Mit einem milden, nachsichtigen Blicke schaut der Alte seinen Schwager an.

»Du bist noch ein junger Mann, Marcus, da hat der Tod noch ein anderes Antlitz. Der Krieger blickt ihm gern in die Augen und blinzelt nicht. Aber mit freudigem Trotz: – ›komm nur an! nimm mich, wenn du kannst!‹ Nicht so der Alte, zumal wenn er wie ich im sehnsuchtsvollen Hinausspähen nach ihm ergraut ist: ›O komm bald! nimm mich mit von hier! Hebe die Atlaslast dieser Welt von meinen müden Schultern!‹ Denn keinen anderen Frieden konnte ich mir ja denken, als daß die Welle der Lethe über meinem Kopfe dahin rauschte, um die quälende Erinnerung wegzuspülen. Und in jenem kristallhellen smaragdgrünen Wasser des Dianaspiegels sah ich Tag um Tag die Letheische Welle mich locken. Aber wenn die Weisen recht haben, die von Pythagoras an gesagt haben, die Nacht des Todes sei nur der Übergang zu einem neuen Tag, da wäre freilich auch dort nicht der volle Frieden zu finden. Wie ich dir ja sagte: ich fühle, daß ich keine Ruhe im Tode gefunden hätte, wenn mir die Kunde verborgen geblieben wäre, die du mir brachtest. Dadurch habe ich aber bei lebendigem Leibe eine unverhoffte Friedenswonne gekostet. So mag es denn wohl sein, daß es eine Leidenserlösung gibt, die nicht in Tod und ewigem Vergessen besteht, sondern in verklärtem Leben und vervollkommnetem Wissen, so wenig ich dies auch fassen kann.«

Marcus nickt ihm freundlich zu. Er hat diesen alten Schwager, den er bis jetzt kaum gekannt hat, recht lieb gewonnen und sieht ihn gern vom trüben Todesgedanken los kommen.

Da er sich bewußt ist, kein Mann der Rede zu sein, legt er seine Hand auf die große adrige Faust des Greises, die die Rundung des marmornen Banksitzes umspannt, und sagt nur:

»Wir können nicht alles fassen, Titus. Es ist erlaubt zu hoffen, wenn auch vieles rätselhaft bleibt.«

»Ja rätselhaft! Und was ist wohl rätselhafter, als daß gerade das, wodurch meine Schuld ins Unabsehbare wächst, diese Schuld zu vermindern scheint? Nicht eine Schuldige, sehr zu Enschuldigende, habe ich erbarmungslos getötet – nein, eine Unschuldige habe ich in meiner Wut hingemordet! Und mir ist, als ob ihre Unschuld für meine Schuld aufkäme und sie tilgen wollte.
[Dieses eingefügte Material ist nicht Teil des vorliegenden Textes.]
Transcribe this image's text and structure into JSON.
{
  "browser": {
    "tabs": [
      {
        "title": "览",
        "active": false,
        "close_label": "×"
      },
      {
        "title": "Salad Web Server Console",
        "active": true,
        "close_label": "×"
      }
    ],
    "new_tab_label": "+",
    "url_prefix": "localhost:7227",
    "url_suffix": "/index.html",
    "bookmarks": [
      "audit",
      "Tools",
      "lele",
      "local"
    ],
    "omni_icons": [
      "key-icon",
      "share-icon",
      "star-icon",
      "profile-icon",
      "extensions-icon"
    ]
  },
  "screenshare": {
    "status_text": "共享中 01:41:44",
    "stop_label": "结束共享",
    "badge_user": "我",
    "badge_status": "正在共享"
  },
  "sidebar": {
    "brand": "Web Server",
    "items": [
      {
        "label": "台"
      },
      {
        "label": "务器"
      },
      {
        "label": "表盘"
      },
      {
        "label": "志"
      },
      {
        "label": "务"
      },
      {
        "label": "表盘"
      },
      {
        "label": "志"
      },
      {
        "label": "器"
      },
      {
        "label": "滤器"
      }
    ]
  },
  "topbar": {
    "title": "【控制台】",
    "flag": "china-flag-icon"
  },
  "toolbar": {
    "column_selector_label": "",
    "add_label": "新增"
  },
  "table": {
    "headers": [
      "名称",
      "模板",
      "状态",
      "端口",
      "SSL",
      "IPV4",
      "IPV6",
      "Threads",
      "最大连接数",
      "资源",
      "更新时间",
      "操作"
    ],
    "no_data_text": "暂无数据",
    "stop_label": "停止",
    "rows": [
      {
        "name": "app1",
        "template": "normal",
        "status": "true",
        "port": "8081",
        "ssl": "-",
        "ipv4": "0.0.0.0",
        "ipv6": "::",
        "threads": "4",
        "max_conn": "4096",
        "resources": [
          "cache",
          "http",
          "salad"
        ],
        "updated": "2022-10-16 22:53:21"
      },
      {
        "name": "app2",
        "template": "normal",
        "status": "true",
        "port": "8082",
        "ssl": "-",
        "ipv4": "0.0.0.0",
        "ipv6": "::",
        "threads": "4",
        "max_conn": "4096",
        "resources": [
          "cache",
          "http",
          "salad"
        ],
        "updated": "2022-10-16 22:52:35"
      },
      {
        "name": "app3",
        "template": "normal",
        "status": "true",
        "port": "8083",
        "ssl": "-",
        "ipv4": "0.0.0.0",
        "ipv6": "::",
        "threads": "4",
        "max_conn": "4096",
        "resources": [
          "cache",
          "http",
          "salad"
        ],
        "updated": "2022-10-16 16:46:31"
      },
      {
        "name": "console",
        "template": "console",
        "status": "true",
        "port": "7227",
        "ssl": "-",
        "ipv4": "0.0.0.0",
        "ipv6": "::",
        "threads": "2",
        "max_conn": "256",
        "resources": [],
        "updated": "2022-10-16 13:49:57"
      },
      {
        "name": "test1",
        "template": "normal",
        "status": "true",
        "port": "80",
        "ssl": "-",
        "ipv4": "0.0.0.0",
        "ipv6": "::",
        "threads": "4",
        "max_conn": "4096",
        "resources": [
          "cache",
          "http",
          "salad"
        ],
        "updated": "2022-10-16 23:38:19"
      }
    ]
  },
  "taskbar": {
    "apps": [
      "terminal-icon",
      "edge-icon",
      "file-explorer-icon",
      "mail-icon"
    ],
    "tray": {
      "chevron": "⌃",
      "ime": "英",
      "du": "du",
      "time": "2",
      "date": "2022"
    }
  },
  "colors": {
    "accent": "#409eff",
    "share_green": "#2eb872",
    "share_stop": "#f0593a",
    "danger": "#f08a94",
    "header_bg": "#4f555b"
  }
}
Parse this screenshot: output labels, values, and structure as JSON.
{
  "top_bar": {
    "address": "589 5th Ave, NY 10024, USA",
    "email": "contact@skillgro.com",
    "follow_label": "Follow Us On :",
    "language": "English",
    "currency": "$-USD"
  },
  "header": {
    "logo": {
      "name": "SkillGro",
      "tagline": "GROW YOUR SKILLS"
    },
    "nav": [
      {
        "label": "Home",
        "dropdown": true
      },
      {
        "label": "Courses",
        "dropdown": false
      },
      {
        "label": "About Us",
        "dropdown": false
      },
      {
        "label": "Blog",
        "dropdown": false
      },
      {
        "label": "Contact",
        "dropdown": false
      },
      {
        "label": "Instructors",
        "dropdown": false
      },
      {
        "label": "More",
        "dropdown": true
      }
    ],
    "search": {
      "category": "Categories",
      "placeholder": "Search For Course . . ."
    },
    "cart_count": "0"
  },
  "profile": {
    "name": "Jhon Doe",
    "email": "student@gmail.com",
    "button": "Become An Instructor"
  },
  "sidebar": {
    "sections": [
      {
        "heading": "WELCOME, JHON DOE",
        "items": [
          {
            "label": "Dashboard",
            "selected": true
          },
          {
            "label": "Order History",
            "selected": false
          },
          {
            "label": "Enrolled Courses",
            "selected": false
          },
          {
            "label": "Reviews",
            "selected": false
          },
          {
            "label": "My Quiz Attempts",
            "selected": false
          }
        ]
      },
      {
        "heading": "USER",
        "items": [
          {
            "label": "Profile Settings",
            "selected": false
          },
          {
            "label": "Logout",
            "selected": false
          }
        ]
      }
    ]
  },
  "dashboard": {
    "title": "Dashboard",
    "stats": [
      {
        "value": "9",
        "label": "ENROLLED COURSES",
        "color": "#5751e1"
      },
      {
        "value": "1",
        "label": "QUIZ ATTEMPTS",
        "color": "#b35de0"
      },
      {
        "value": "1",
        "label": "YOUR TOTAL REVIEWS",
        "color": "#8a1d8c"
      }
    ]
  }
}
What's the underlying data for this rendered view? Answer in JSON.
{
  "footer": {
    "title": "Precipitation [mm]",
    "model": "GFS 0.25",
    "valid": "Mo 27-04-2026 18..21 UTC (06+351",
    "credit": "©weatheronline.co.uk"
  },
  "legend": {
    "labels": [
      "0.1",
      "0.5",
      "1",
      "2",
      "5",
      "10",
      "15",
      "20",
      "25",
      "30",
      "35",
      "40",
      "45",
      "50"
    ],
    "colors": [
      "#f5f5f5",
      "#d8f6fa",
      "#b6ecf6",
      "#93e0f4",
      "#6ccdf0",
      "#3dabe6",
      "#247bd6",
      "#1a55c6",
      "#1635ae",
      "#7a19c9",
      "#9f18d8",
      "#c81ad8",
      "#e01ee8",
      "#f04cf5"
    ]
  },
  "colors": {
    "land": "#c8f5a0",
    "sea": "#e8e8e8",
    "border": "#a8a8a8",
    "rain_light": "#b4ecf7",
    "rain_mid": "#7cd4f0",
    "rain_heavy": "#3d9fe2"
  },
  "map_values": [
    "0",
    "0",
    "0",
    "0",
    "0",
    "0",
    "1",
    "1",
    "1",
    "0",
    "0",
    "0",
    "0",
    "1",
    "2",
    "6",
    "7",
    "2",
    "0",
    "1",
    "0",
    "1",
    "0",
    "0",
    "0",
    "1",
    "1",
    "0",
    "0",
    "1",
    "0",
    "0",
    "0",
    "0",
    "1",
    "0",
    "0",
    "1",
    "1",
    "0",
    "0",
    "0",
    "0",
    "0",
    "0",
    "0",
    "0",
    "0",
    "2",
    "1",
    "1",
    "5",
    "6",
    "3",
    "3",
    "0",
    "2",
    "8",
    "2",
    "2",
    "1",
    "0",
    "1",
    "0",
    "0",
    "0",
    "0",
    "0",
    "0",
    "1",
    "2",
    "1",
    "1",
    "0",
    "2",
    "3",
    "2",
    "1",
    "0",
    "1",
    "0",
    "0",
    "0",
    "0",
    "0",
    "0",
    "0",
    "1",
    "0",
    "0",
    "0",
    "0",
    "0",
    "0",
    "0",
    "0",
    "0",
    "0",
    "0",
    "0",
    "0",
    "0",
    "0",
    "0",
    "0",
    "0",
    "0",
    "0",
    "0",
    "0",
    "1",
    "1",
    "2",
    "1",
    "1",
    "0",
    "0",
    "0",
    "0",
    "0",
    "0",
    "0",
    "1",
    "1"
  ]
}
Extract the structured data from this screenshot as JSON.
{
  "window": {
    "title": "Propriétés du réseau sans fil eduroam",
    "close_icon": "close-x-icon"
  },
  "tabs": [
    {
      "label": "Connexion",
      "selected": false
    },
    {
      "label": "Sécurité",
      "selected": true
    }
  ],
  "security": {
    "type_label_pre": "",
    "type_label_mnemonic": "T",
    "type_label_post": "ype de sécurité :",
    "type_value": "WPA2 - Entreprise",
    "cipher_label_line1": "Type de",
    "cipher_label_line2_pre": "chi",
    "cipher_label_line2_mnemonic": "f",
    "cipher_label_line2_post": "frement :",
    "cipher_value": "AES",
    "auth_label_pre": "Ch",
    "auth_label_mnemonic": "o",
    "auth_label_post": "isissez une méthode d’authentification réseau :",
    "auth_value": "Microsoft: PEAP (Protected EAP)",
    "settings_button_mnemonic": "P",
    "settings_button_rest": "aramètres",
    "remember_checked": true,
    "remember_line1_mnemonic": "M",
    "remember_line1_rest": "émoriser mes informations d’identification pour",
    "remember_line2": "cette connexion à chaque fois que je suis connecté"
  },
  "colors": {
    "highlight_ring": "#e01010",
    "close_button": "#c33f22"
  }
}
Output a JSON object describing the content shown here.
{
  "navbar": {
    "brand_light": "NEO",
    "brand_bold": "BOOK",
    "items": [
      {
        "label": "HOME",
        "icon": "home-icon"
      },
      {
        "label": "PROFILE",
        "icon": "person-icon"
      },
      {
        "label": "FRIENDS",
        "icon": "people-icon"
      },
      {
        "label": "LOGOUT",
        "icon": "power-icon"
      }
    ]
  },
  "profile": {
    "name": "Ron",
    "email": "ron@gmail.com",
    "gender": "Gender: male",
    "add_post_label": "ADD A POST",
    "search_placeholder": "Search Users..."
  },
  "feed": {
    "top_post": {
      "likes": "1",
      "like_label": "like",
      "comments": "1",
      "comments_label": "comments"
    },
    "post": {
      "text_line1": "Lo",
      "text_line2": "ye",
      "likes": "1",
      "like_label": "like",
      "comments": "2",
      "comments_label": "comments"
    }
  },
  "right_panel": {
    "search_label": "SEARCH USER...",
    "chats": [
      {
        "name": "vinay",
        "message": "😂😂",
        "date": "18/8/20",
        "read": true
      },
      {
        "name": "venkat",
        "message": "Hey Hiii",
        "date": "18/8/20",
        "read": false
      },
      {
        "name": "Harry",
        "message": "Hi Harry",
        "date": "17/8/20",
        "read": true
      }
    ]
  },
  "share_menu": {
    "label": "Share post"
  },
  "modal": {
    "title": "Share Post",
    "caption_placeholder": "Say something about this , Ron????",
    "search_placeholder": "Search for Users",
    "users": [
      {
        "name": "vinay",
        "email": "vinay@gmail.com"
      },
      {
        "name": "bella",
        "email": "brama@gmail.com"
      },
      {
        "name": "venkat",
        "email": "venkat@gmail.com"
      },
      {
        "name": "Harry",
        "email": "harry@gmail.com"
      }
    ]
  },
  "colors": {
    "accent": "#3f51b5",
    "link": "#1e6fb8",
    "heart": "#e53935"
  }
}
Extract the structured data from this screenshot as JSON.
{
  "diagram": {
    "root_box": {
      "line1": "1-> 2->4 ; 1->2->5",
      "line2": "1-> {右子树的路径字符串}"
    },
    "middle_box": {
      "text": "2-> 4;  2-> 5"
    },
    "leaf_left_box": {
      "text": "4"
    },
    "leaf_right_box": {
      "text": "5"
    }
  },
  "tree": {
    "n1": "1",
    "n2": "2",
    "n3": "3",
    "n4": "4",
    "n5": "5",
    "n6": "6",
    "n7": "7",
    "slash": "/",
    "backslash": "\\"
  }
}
Ist es denn so? – sind wir so tief verbunden, so inniglich im Unsichtbaren verflochten, daß unschuldiges Blut den Sünder entsühnen kann?«

Den Schwager scheint diese grüblerische Frage sehr zu verwundern. Er macht eine unwillkürliche Bewegung und sieht den Greis betroffen an.

Dieser lächelt.

»Na, Marcus, meine Rede mag dir wohl wirr erscheinen. Solche Erfahrungen sind tief und eigenartig und lassen sich nicht leicht in Worte kleiden, die uns doch einzig zur Verfügung stehen.«

»O nein, Titus, nicht das ist es, und deine Rede klingt mir nicht irre. Aber als ich dich so sprechen hörte, wollte es mir scheinen, als ob du dort hättest stehen sollen, wo ich vor kaum zwei Monaten stand.«

»Und wo hast du denn gestanden? Dein Blick und deine Worte sind seltsam; sie lassen dies alte Herz so erwartungsvoll klopfen, als ob es noch etwas zu erwarten und zu hoffen haben könne.«

»Ja, das mußt du mich wohl fragen. Und es fügt sich alles so seltsam ineinander – wie du selbst sehen wirst – daß wenn ich nicht dort gestanden hätte, ich jetzt auch nicht hier säße und du dann nimmer das erfahren hättest, was dir so zum Frieden gereicht. Wohlan, so werde ich dir denn ein Erlebnis von hoher und einziger Art erzählen, so gut ich kann, und das wird mangelhaft genug sein. Obgleich sich noch ein anderes daran schließt, das an sich so wunderbar und erschütternd ist, daß wohl wenige Sterbliche etwas Ähnliches aus eigener Erfahrung berichten können; im Vergleich mit jenem kommt mir jedoch dieses fast geringfügig und alltäglich vor.